The propuse of 'Integer' class is to wrap int so it will be a reference Type.
import java.awt.Point;
public class test2 {
public static void main(String[] args) {
///1
Integer i = new Integer(0);
increase(i);
System.out.println(i);
///2
Point p = new Point(0,0);
increase(p);
System.out.println(p);
}
public static void increase(Integer i){
i = 1;
}
public static void increase(Point p){
p.setLocation(1, 1);
}
}
the output is :
0
java.awt.Point[x=1,y=1]
Also, is their a simple way to pass a variable to a function by reference in Java?
Integer class is an immutable class, that means its content can't be changed after it's created.
Also, Java is pass-by-value so the variable i is passed by value, and the fact that it changes inside the function has no effect on the caller.
Read here: http://en.wikipedia.org/wiki/Immutable_object for more information on immutable objects.
The simple answer is that Java uses pass by value, not pass by reference.
In the Point case, the method is changing a field of the point object whose reference was passed into the method.
In the Integer case, the method is simply assigning a new value to the local variable i. This does not update the variable i in the calling method, because Java uses pass by reference.
The other issue is that Integer has no setValue methods because it is immutable.
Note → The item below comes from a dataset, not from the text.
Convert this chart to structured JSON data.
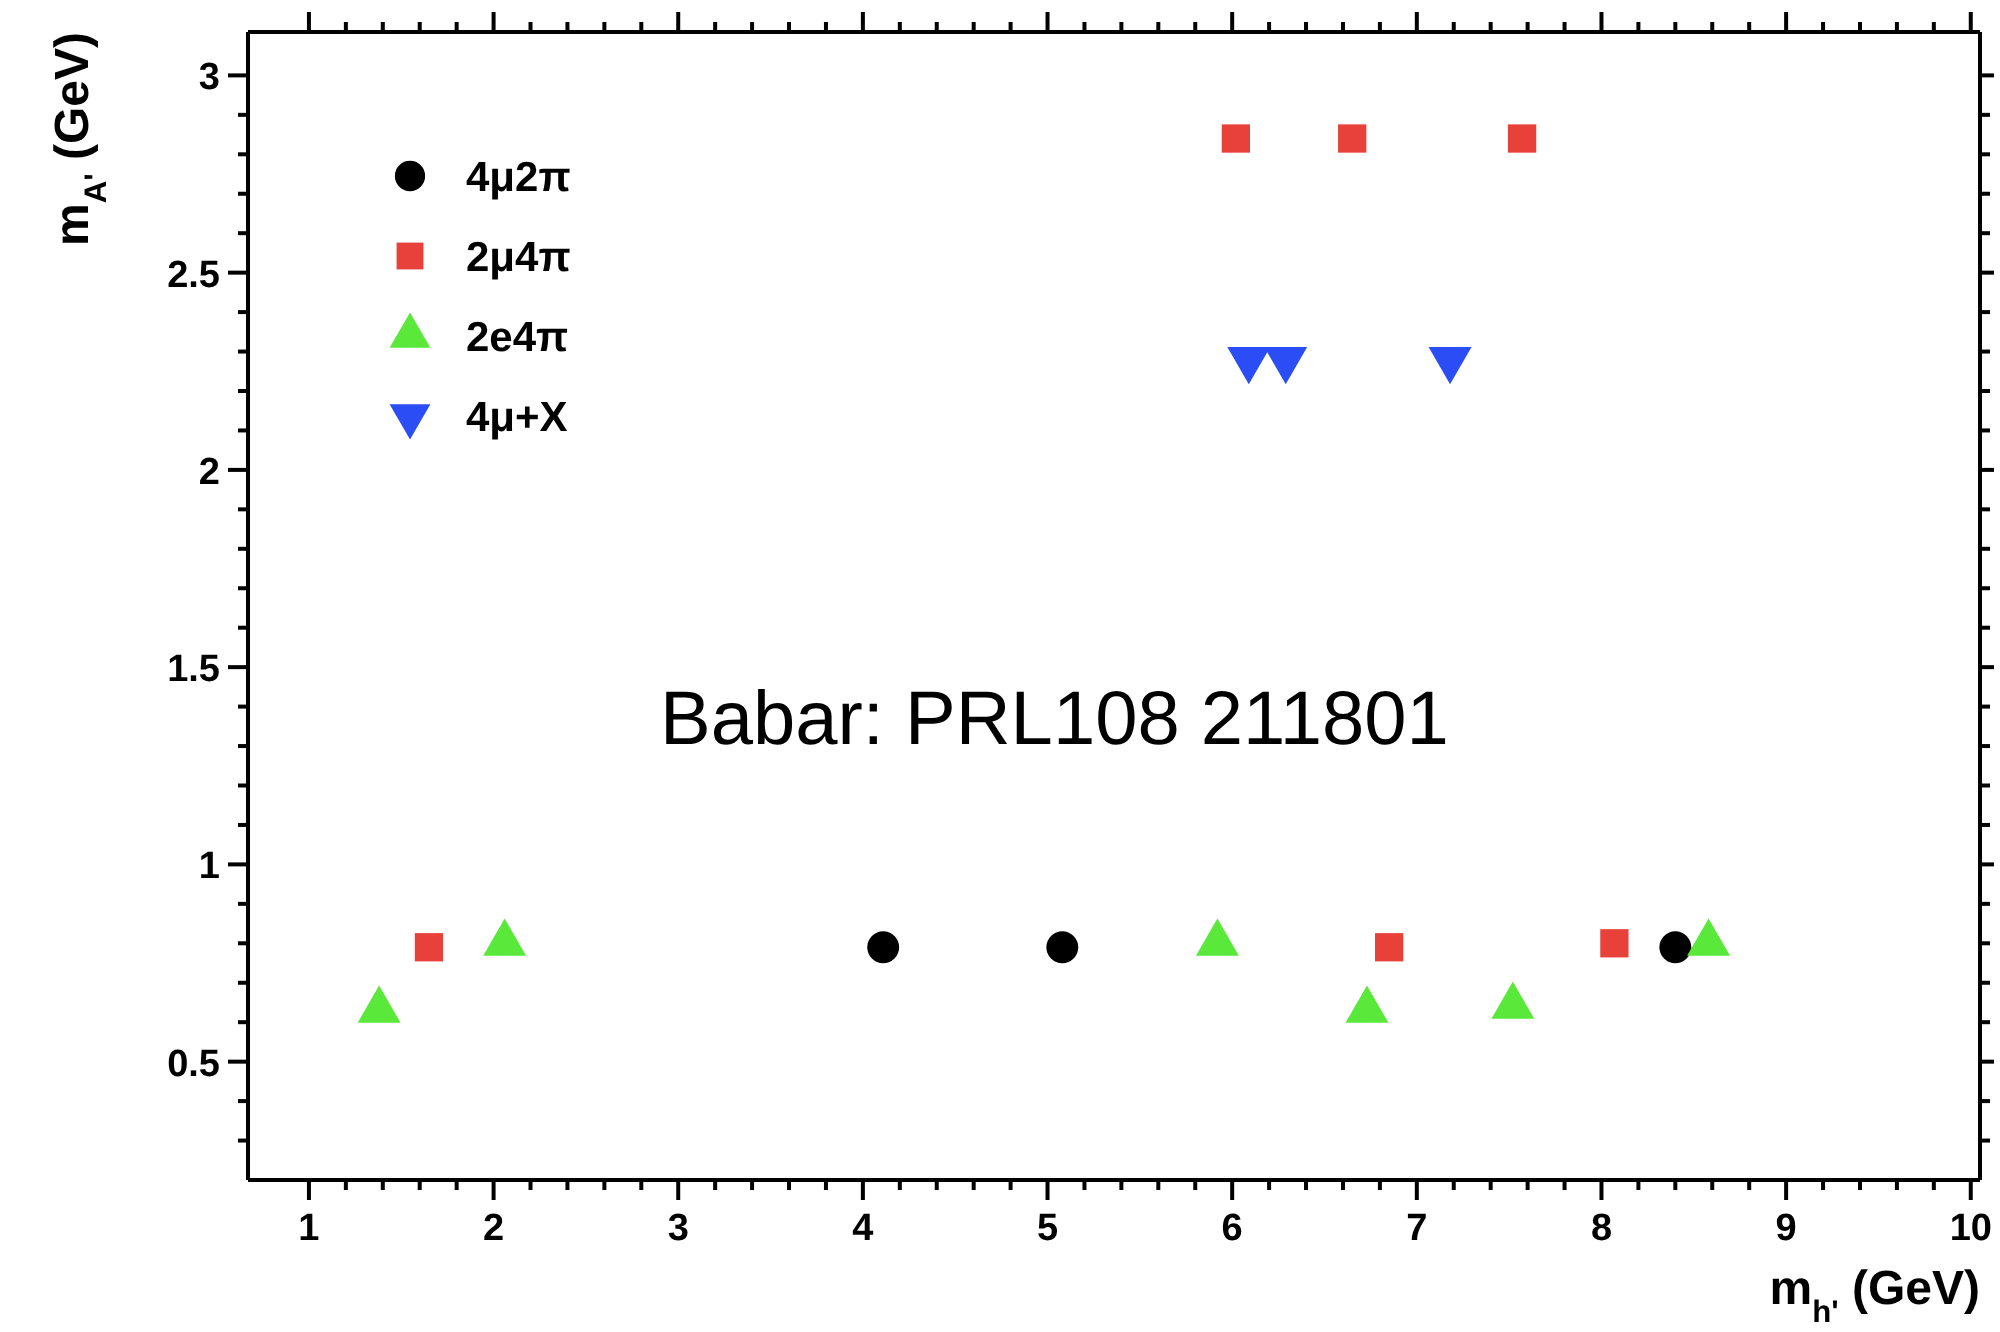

If you want to do the equivalent of what the Point version of the method is doing, you will have to define an IntegerHolder class that has both a getter and a setter, together with methods such as increase, that your application needs. (Alternatively, find such a class in a 3rd party library.)
Integer objects are immutable, i.e. you can't change them. If you could, the syntax would be like
i.setValue(1);
If you want to pass a non-object by reference, you can either wrap it in an array of length 1 or (better) create a trivial wrapper. However, there is little reason to do so - don't port your code from C 1:1. Usually, you should have a semantically loaded object, like an Account on which you can call the increase and decrease (or maybe just setBalance) methods.
In this function:
public static void increase(Integer i){
i = 1;
}
autoboxing makes this equivalent to:
public static void increase(Integer i){
i = new Integer(1);
}
i.e. it changes the reference that i contains, not the value that it contains. The Integer object is itself immutable, there's actually no way to change the value of one after it has been created.
Since that reference is a local variable, any changes to it will not affect the variable that was passed in.
When you write i = 1, you are changing the i parameter to point to a new boxed Integer instance.
The original Integer instance that you passed to the function is not—and cannot be—changed—Integers are immutable
Answer here: http://www.javaworld.com/javaworld/javaqa/2000-06/01-qa-0602-immutable.html
This reference could be useful: http://javadude.com/articles/passbyvalue.htm
If you wanted the two methods to be equivalent, the second one would look like this:
public static void increase(Point p){
p = new Point(1, 1);
}
And then you would see that it outputs the original point here, too.
There is no pass a variable to a function by reference in Java.
You can simulate it by passing an object which contains the variable (like you did in your increase(Point) method) - you'll have to be sure to assign to the variable, though, not to the object containing the variable.
As said before, there are several "mutable wrappers" around (for example org.omg.CORBA.IntHolder and java.util.concurrent.AtomicInteger in the standard API), but it is not difficult to create your own, and in most cases it would be better to use a sensible "Business object" like an "Account" instead.